In This Sex Which Is Not One, Luce Irigaray elaborates on some of the major themes of Speculum of the Other Woman, her landmark work on the status of woman in Western philosophical discourse and in psychoanalytic theory, In eleven acute and widely ranging essays, Irigaray reconsiders the question of female sexuality in a variety of contexts that are relevant to current discussion of feminist theory and practice.

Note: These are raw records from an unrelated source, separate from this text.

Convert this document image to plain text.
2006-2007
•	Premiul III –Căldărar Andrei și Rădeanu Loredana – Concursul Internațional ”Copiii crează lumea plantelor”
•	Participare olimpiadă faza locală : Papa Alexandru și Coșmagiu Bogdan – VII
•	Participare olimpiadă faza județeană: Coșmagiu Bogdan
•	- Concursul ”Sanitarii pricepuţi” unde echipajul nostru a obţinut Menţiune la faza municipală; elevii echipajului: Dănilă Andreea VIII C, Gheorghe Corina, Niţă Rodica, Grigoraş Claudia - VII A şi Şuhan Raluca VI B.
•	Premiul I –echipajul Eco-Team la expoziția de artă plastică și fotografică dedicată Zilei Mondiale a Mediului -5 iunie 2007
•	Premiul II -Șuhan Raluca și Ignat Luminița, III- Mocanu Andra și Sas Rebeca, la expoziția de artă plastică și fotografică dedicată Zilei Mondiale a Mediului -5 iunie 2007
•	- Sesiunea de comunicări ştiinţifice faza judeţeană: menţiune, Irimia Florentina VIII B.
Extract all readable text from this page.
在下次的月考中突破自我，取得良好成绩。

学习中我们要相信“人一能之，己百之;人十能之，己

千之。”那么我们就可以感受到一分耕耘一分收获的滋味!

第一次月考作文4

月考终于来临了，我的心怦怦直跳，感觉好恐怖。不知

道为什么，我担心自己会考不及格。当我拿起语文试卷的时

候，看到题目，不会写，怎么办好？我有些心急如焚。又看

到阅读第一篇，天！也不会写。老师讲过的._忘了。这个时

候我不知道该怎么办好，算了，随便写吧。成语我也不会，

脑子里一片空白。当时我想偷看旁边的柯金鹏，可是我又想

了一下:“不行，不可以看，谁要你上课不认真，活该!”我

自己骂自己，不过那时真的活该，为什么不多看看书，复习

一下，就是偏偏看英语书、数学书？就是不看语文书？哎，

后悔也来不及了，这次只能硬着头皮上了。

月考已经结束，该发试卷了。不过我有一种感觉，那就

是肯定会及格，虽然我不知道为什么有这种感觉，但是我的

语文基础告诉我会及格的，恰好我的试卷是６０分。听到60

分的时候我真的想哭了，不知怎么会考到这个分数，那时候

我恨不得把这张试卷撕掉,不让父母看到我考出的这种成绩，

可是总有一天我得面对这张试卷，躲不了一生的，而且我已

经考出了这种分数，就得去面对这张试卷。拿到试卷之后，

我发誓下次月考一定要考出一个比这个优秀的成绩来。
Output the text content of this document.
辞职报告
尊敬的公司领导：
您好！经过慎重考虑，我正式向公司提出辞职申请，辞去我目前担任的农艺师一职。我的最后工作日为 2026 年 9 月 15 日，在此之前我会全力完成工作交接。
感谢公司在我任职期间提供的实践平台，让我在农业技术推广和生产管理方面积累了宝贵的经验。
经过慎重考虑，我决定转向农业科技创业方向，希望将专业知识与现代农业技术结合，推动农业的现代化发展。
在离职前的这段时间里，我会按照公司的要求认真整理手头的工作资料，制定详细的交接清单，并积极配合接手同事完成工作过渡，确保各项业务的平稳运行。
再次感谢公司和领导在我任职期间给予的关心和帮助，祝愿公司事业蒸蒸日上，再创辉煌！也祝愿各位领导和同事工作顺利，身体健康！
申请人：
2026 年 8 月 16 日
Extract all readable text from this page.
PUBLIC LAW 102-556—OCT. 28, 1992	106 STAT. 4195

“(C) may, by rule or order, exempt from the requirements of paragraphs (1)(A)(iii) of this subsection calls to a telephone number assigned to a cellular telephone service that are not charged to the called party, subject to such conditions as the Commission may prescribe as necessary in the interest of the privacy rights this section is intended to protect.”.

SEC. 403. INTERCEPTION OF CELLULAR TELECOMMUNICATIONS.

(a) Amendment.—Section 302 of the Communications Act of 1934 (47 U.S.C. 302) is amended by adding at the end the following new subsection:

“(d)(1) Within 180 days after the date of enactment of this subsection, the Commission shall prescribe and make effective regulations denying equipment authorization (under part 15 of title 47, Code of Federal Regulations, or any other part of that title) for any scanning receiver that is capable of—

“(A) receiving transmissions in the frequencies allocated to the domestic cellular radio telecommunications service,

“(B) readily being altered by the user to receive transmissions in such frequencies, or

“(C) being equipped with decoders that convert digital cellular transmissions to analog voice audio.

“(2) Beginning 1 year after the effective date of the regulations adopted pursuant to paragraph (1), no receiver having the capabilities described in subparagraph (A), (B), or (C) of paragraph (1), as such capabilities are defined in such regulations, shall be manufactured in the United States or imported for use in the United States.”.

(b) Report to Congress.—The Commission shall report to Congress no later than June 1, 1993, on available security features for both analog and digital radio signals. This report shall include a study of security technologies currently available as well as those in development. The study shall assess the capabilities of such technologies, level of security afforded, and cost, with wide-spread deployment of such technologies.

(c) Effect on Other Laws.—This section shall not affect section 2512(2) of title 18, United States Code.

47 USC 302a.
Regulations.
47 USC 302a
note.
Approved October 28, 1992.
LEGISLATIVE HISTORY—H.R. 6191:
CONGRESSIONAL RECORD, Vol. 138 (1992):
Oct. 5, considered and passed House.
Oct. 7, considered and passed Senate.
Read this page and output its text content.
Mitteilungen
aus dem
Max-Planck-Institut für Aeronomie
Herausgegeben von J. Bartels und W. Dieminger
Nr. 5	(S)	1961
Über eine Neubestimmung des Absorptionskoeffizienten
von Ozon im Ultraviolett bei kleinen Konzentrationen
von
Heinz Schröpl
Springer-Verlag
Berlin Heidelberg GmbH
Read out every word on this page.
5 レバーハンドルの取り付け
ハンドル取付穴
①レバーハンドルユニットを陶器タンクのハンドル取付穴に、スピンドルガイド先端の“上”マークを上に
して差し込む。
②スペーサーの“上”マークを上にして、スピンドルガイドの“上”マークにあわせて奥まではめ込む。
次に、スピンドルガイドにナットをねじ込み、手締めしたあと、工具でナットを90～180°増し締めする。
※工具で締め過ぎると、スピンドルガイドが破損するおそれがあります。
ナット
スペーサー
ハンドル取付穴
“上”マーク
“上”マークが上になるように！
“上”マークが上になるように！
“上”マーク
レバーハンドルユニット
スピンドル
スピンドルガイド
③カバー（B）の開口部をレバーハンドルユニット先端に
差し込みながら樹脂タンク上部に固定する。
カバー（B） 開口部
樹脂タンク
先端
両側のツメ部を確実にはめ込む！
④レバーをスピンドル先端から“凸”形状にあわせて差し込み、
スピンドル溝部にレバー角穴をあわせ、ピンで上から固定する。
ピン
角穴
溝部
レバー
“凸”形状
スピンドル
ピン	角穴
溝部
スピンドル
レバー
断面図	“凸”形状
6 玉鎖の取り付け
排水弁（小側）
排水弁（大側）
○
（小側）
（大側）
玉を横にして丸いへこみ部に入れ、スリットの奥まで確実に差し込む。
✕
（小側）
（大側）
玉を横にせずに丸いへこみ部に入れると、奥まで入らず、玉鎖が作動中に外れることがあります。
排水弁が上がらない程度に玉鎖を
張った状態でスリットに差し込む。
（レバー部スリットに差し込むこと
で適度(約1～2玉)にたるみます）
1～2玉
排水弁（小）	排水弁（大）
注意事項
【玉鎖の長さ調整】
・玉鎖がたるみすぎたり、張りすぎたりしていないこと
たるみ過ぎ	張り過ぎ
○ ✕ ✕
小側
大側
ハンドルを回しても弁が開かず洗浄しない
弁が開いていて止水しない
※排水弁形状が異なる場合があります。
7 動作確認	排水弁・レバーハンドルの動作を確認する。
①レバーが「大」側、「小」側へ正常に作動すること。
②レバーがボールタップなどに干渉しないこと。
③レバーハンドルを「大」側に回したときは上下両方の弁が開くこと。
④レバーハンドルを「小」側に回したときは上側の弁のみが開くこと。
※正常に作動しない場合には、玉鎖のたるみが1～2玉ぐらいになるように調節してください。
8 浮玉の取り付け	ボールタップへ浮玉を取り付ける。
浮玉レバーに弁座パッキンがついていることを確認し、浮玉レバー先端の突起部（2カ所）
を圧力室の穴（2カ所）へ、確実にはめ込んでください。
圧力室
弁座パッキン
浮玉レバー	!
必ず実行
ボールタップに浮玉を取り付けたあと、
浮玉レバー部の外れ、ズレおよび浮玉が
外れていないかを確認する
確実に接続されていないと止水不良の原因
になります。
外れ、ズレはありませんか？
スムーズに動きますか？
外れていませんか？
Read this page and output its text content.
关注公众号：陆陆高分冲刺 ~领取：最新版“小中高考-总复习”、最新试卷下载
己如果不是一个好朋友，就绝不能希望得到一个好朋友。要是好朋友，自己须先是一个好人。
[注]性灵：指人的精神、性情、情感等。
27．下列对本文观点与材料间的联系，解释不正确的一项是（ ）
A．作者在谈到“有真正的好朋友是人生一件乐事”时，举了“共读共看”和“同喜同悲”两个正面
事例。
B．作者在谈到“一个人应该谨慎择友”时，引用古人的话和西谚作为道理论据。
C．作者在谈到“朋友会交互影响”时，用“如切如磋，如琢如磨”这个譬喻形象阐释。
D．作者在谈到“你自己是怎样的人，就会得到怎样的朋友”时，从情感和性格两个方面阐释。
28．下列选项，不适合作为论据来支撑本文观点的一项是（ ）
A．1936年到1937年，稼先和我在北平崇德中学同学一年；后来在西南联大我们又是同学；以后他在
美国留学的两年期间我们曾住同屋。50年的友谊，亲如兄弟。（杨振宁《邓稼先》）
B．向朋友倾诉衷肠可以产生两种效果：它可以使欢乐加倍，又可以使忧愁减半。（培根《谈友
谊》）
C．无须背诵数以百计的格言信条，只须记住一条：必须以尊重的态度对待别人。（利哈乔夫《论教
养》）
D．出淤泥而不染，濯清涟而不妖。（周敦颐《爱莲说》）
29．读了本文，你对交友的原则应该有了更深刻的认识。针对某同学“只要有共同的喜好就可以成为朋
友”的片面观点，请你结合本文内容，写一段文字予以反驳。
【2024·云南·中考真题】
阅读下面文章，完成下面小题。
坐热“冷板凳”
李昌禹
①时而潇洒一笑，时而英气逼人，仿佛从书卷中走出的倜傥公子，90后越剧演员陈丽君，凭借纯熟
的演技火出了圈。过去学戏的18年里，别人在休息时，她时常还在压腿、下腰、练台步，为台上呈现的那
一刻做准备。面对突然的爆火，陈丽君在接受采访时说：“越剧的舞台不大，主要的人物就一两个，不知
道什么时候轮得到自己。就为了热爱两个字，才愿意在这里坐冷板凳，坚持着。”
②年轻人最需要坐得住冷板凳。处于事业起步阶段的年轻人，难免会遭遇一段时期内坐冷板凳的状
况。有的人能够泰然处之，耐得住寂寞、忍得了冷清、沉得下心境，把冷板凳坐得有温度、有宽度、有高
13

Among the topics she treats are the implications of the thought of Freud and Lacan for understanding womanhood and articulating a feminine discourse; classic views on the significance of the difference between male and female sex organs; and the experience of erotic pleasure in men and in women. She also takes up explicitly the question of economic exploitation of women; in an astute reading of Marx she shows that the subjection of woman has been institutionalized by her reduction to an object of economic exchange. Throughout Irigaray seeks to dispute and displace male-centered structures of language and thought through a challenging writing practice that takes a first step toward a woman's discourse, a discourse that would put an end to Western culture's enduring phallocentrism.
Making more direct and accessible the subversive challenge of Speculum of the Other Woman, this volume--skillfully translated by Catherine Porter (with Carolyn Burke)--will be essential reading for anyone seriously concerned with contemporary feminist issues.